Open Addressing & Probing

Open addressing is another method of dealing with collisions in a hash table. Instead of simply chaining collisions, we use the notion of probing to compute a slightly different hash if the first hash caused a collision.

We modify our hash function, h, a little such that it now takes the universe of keys as well as the ‘trial count’, which is an integer between 1 and m-1, as input and returns an integer between 1 and m-1 as output. Also, we have to make sure that the set of hashed values {h(k,1), h(k,2), …, h(k,m-1)} is a permutation of {0, 1, 2, …, m} so that each item has an opportunity to be hashed into any slot of the table.

Inserting into this table would then involve first hashing the given key into a slot. If that slot is occupied, we hash again by incrementing the trial count, otherwise we insert the item into the slot we found. We store each item in the table as a tuple of the form (key, value), where key is the original key from the universe of keys, and value is the value to be stored at that key. This is to make search possible.

Searching for a key ks in this table would then involve two steps. We hash ks into a slot and look at the key stored in that slot. If that key is not ks, we hash ks once more by incrementing the trial count. This then hashes ks into a new slot. If we look at the new slot and find that ks is indeed stored in that slot, we return the value stored in that slot. Otherwise, if we find an empty slot, we conclude that ks does not exist in the table.
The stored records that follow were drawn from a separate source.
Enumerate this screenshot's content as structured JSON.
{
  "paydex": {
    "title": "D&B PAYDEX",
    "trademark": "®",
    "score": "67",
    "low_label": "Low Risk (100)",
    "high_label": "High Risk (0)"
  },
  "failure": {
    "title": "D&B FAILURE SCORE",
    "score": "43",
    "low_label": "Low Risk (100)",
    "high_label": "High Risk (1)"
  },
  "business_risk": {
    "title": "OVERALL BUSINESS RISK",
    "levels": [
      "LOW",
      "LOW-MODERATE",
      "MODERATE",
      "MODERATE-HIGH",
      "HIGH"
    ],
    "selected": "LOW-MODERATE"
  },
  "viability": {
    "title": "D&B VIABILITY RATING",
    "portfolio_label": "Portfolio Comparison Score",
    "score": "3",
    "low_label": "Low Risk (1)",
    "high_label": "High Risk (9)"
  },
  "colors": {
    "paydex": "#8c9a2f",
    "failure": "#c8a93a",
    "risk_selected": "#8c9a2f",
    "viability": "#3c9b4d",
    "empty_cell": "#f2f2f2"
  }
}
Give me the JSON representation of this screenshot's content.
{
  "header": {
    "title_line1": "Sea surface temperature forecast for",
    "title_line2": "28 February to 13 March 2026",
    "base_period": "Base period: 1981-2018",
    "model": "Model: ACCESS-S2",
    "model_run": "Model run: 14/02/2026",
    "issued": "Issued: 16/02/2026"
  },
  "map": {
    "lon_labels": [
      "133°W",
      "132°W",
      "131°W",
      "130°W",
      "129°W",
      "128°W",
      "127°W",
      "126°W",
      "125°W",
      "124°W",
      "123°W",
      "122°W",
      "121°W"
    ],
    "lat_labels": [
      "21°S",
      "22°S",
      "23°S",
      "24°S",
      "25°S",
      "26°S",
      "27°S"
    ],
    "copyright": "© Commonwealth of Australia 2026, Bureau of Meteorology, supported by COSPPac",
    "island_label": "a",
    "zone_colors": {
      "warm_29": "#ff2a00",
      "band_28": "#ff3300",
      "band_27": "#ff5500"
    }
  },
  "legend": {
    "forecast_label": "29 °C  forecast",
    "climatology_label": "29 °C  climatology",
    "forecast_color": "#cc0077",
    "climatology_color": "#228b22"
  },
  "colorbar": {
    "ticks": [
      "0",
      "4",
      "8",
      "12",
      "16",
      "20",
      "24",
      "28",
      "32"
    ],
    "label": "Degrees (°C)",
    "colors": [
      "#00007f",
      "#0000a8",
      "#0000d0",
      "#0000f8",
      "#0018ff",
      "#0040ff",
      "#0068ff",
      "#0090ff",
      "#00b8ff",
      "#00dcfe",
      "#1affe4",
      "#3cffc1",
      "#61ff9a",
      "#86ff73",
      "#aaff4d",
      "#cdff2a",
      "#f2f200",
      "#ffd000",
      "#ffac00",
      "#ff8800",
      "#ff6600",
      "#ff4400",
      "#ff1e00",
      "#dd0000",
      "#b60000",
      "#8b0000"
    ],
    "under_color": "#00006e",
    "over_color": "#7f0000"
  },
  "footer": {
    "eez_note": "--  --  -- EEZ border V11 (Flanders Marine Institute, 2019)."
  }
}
This approach would work if we were not deleting any keys. However, if we inserted a key into a slot after, say, the third trial, and we end up deleting the item stored at the key we hashed into in the second trial, search would wrongly return that the key we are searching for does not exist.

To fix this we introduce a “deleted” flag. When we delete a key from the table, we replace it with a (deleted, value) tuple instead of the (None, value) tuple. Then, during search, if you encounter a deleted flag you just keep going and treat it as an occupied slot. During insert, we treat the deleted flag the same as None and overwrite the value stored in that slot.

Choosing a Hash Function

We now need to choose a good hash function that will take the trial count as an additional input and produce an integer between 0 and m-1. It also needs to produce a permutation of {0, 1, …, m-1} as the trial count goes from 1 to m.
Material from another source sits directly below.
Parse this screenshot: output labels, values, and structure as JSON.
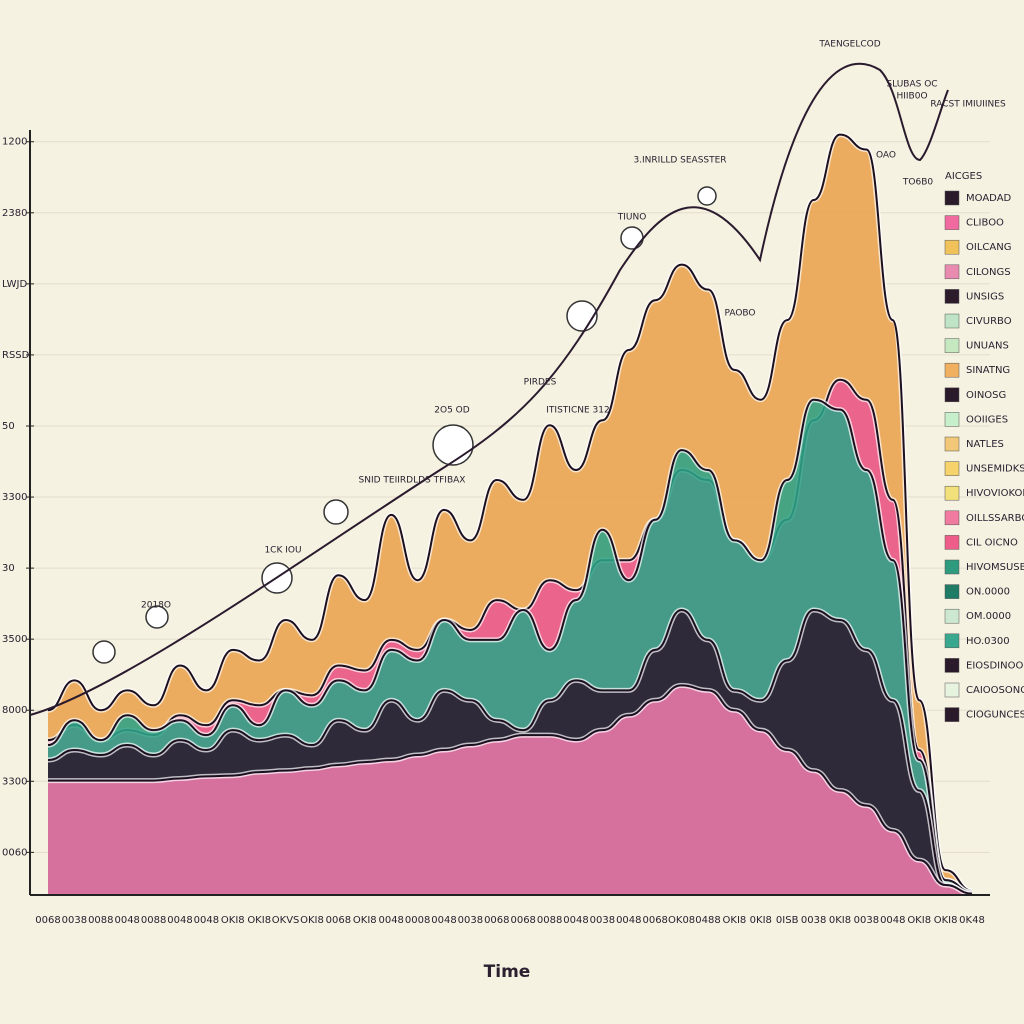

A bad hash function to use would be

# m = size of table
def linear_probing_hash(x, i):
    return (some_other_hash(x) + i) % m

This just computes the hash of the key with a standard hash function, adds the trial count to it and takes its modulus to the base m. This approach is bad because it leads to clustering. What this will do in case of a collision is just hash the key (in subsequent executions) to the empty slot closest to the collision. Over time, this will lead to there being clusters of items near the very first collisions of the table, and these clusters will continue to grow. This is bad for load balancing of the table, and will lead to poorer search and delete run times.

A better choice of hash function is called the double hash function.

def double_hash(x, i):
    return (h1(x) + i*h2(x)) % m

Here h1 and h2 are ordinary hash functions. There is a restriction on h2 to make sure that you get a permutation of {0, 1, …, m-1}, which is that h2(x) and m should be relatively prime. To ensure this, we can define m to be 2i and h2(x) to be odd for all x. This function works pretty well in practice.

With this, if you also implement table doubling (which works a little differently for an open addressing table than a chaining table), you can prove that you can have O(1) insert, delete, and search time w.h.p, as long as the load factor is a small number (<0.5).